I am thankful that sometimes God says no. Many times have I begged and pleaded for Him to give me something or do something – only to find out later I am soooooo glad He didn’t give me what I wanted. He continues to teach me to trust Him – and that He really does know what is best for me.

I am thankful for this new season He has me in. Truth be told, I hate it – but yes, I am still thankful. I hate it because it’s totally opposite of the direction I want to go. My life is primarily work and school. I have missed so much of the things that I feel make me who I am. I have missed Bible studies, small groups, church services, the LAMP Leadership team, time with friends… all to pursue what appears to be meaningless, secular pursuits that will not matter at all in eternity. When I stand before God – He will not ask me about the spreadsheets I did. So why pull me away from the things that have eternal value? I answered that question earlier in this paragraph. The things that make me who I am??? If my identity is found in the ministries I participate in – Lord help me.
I think that is why He temporarily took them away. Those things are my comfort zone – where I am in my element, but if I start to find my identity in them – time to lose them. In the world of corporate America and Academia, I am a foreigner, a stranger definitely out of my element. But with all my usual comforts stripped away, I find Jesus walking with me through that foreign environment, and I find my identity solely in Him – I’m a child of the King. And…. He is teaching me to worship Him through these seemingly secular things. I am learning to stay in close communication with Him – without the crutch of the church or ministries.
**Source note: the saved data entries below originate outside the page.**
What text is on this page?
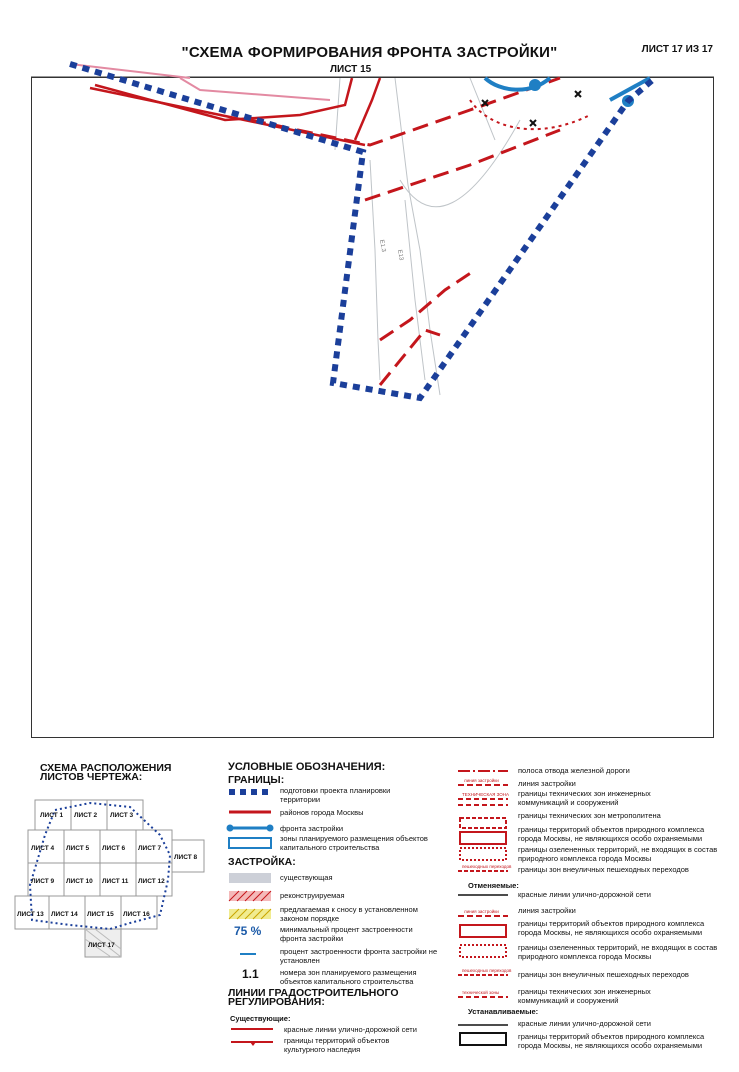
"СХЕМА ФОРМИРОВАНИЯ ФРОНТА ЗАСТРОЙКИ"	ЛИСТ 17 ИЗ 17
ЛИСТ 15
Е1.3
Е13
СХЕМА РАСПОЛОЖЕНИЯ
ЛИСТОВ ЧЕРТЕЖА:
ЛИСТ 1 ЛИСТ 2 ЛИСТ 3
ЛИСТ 4 ЛИСТ 5 ЛИСТ 6 ЛИСТ 7
ЛИСТ 8
ЛИСТ 9 ЛИСТ 10 ЛИСТ 11 ЛИСТ 12
ЛИСТ 13 ЛИСТ 14 ЛИСТ 15 ЛИСТ 16
ЛИСТ 17
УСЛОВНЫЕ ОБОЗНАЧЕНИЯ:
ГРАНИЦЫ:
подготовки проекта планировки территории
районов города Москвы
фронта застройки
зоны планируемого размещения объектов капитального строительства
ЗАСТРОЙКА:
существующая
реконструируемая
предлагаемая к сносу в установленном законом порядке
75 % минимальный процент застроенности фронта застройки
процент застроенности фронта застройки не установлен
1.1	номера зон планируемого размещения объектов капитального строительства
ЛИНИИ ГРАДОСТРОИТЕЛЬНОГО
РЕГУЛИРОВАНИЯ:
Существующие:
красные линии улично-дорожной сети
границы территорий объектов культурного наследия
линия застройки
ТЕХНИЧЕСКАЯ ЗОНА
пешеходных переходов
линия застройки
пешеходных переходов
технической зоны
полоса отвода железной дороги
линия застройки
границы технических зон инженерных коммуникаций и сооружений
границы технических зон метрополитена
границы территорий объектов природного комплекса города Москвы, не являющихся особо охраняемыми
границы озелененных территорий, не входящих в состав природного комплекса города Москвы
границы зон внеуличных пешеходных переходов
Отменяемые:
красные линии улично-дорожной сети
линия застройки
границы территорий объектов природного комплекса города Москвы, не являющихся особо охраняемыми
границы озелененных территорий, не входящих в состав природного комплекса города Москвы
границы зон внеуличных пешеходных переходов
границы технических зон инженерных коммуникаций и сооружений
Устанавливаемые:
красные линии улично-дорожной сети
границы территорий объектов природного комплекса города Москвы, не являющихся особо охраняемыми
This last thing will encompass many things – but I am thankful for pain and suffering. No, I haven’t started drinking yet. No one likes pain and suffering. I am queen of comfort – almost every decision I make is based around comfort. I wear comfortable clothes – whether they look good or not. I drive the car I drive because its comfortable. I work really hard to regulate the temperature – I have a small window of comfort, where its not too hot or too cold. I eat for comfort, talk for comfort, listen to music for comfort. Whether a day is good or bad depends on how comfortable I am with the circumstances of that day. Do I sound like a spoiled brat? I am.

But more and more God is showing me how He uses pain and suffering as a tool. The funny thing – I haven’t really suffered. My life has been sheltered and blessed. I mean, everyone has stuff they deal with…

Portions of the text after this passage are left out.